People of all ages, not just millennials riddled with student loan debt, rent payments, and credit card bills, wrestle with spending too much. But spending too much is not the heart of the issue, it is spending too much on stuff that we don’t truly value that is the real issue. We live in a world of scarce resources, primarily our time and money, and because of this we constantly face decisions around tradeoffs. So ask yourself, does the way you spend your time and money align with what you truly value in life, or is it a reflection of other forces?
Take a Step Back to Articulate Your Values
Take a moment and ask yourself what is really, really important to you? Imagine for a second if you only had five years to live what would you do? How would you spend your time and money? Would you buy things or use your resources to create life experiences? What if you only had twelve months to live? All of these questions try to get at one central thing, what is invaluable to you? It is only in the face of true scarcity that we can begin to determine what is truly valuable to us. This clarity around what is truly important is critical to better aligning our values with how we spend our resources.
Once you begin to get really clear on what is important do your best to keep focus on these things. Write them down, post a photo of them, whatever it is just make sure they stay top of mind. This will help with the pressures of purchasing things or spending your time in ways that do not align with what is ultimately important to you. If you value travel over material things then next time you are out shopping at the mall and find a new pair of jeans you are just dying to have ask yourself – would I rather use this money to travel or purchase a new of pair of jeans?

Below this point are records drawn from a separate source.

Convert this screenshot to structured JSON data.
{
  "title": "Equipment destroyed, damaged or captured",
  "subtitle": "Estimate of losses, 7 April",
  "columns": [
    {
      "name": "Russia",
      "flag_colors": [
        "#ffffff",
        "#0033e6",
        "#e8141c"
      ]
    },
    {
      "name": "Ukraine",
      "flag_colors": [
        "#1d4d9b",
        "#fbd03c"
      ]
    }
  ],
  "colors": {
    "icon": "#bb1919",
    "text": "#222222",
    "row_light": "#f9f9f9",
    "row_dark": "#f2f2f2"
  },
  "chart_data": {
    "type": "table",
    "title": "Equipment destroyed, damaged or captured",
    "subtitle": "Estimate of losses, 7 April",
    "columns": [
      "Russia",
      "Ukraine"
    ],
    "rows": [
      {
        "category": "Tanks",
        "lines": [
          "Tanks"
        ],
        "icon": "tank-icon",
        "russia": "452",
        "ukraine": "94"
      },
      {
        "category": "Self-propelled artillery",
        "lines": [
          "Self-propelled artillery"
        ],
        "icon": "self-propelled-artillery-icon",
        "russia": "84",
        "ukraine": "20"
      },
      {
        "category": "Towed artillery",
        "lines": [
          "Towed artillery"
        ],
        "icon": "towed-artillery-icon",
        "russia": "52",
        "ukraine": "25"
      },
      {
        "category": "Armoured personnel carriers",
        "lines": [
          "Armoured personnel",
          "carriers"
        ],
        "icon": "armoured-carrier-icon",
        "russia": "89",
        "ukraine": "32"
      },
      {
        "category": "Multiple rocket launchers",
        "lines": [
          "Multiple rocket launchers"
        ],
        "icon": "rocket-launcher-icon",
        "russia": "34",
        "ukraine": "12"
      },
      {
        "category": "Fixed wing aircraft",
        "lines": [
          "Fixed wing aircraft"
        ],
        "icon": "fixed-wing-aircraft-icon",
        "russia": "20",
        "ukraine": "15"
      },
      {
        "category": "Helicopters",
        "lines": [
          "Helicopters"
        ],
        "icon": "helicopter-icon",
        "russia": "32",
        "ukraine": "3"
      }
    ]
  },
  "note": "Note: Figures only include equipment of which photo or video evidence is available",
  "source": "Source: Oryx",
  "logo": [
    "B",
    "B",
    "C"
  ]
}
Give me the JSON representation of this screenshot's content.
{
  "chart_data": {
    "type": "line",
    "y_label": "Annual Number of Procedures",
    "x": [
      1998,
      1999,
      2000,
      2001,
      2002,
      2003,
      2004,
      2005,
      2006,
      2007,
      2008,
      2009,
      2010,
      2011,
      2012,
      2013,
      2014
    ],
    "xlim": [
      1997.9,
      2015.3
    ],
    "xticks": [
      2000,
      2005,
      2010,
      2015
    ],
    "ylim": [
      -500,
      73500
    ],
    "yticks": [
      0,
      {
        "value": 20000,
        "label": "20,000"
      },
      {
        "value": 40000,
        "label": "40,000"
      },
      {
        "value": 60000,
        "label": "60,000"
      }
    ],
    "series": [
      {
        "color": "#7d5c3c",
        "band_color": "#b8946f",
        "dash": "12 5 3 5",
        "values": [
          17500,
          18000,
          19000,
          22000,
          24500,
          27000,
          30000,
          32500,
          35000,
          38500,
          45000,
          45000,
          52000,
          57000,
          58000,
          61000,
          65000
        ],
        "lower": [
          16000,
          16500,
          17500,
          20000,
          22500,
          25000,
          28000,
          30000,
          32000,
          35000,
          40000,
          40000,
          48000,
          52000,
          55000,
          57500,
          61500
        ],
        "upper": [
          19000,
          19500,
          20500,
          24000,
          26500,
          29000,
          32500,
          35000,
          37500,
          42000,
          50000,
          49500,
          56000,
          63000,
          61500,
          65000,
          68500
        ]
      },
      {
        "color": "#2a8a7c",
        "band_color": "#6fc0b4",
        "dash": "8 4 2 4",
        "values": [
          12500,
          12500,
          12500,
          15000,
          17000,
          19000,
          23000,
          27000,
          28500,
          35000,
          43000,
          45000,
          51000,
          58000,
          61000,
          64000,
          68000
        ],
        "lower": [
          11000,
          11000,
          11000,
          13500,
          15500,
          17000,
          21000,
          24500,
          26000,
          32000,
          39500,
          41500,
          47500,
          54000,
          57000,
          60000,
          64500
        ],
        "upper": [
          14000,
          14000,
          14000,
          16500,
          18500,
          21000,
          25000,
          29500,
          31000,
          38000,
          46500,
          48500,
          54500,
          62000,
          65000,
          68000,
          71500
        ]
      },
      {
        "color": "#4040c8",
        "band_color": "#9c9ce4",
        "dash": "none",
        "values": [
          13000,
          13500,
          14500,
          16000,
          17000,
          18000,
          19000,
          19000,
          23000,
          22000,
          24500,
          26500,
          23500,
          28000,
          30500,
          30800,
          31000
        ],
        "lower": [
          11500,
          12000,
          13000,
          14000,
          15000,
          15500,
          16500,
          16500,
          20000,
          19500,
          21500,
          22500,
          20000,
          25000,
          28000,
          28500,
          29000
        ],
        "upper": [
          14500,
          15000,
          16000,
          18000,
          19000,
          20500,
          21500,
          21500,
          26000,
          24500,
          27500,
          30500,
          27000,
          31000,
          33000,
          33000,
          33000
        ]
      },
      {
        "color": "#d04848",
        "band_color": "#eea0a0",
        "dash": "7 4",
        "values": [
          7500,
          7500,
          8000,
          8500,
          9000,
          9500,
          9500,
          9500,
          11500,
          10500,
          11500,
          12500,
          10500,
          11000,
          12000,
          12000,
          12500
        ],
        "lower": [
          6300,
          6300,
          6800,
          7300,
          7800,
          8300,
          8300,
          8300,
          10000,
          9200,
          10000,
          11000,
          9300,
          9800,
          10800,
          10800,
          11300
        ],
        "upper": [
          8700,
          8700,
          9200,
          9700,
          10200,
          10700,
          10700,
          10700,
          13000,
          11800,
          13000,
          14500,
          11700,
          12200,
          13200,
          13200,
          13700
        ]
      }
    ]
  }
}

Necessities, Valuables, and Non-Essentials
Popular financial blogger and industry expert, Carl Richards, equates our credit card statements to a personal manifesto that articulates what we value or in many cases what we perceive to value. If we say we value travel or spending time with family is our credit card or bank statement riddled with travel expenses and experiences with family or does it show purchases at Macy’s, Lululemon, and Crate & Barrel? If it is the latter, it is time to get crystal clear on what it is that we actually value and then begin to realign our values with our money.
If you are struggling with determining whether your money aligns with your values try this exercise. Print off last month’s credit card or bank statement. Grab three highlighters, preferably green, yellow and pink. Go through the list and highlight everything in yellow that is really, truly a necessity. I’m talking groceries and your heating bill, not your Venti Iced Vanilla Latte.
If there are any necessities that you are paying more for than you should or could be paying add an X next to the item. For example, you need a place to live so rent is a necessity, but a $2,500 3-bedroom condo for you and your pooch is probably not a “necessity.” Then take the pink marker and highlight everything that is a non-essential, meaning something that does not 100% align with what you value. This could be the purchase of your fourth pair of black shoes or the buy-in for that fantasy football league with coworkers you dread. Lastly, go through and highlight everything in green that aligns with your values. This differs for everybody, but it could include that dinner out with a friend you haven’t seen in years or that weekend getaway with a loved one.
Now once you’ve gone through the list and highlighted all of the items and added X’s to any necessities that you might be splurging on go back and look at what the list looks like. Do you see a list of green and yellow or is it a list full of red? Is your spending aligned with what is truly important or do your statements tell a different story?
Your spending will never be perfect and nor does it have to be. All of this isn’t to say you can never splurge on a new pair of shoes simply because they make you happy, but rather to get you to begin thinking more clearly about what it is that is actually important, and ultimately to begin better aligning your time and money, with those things that are.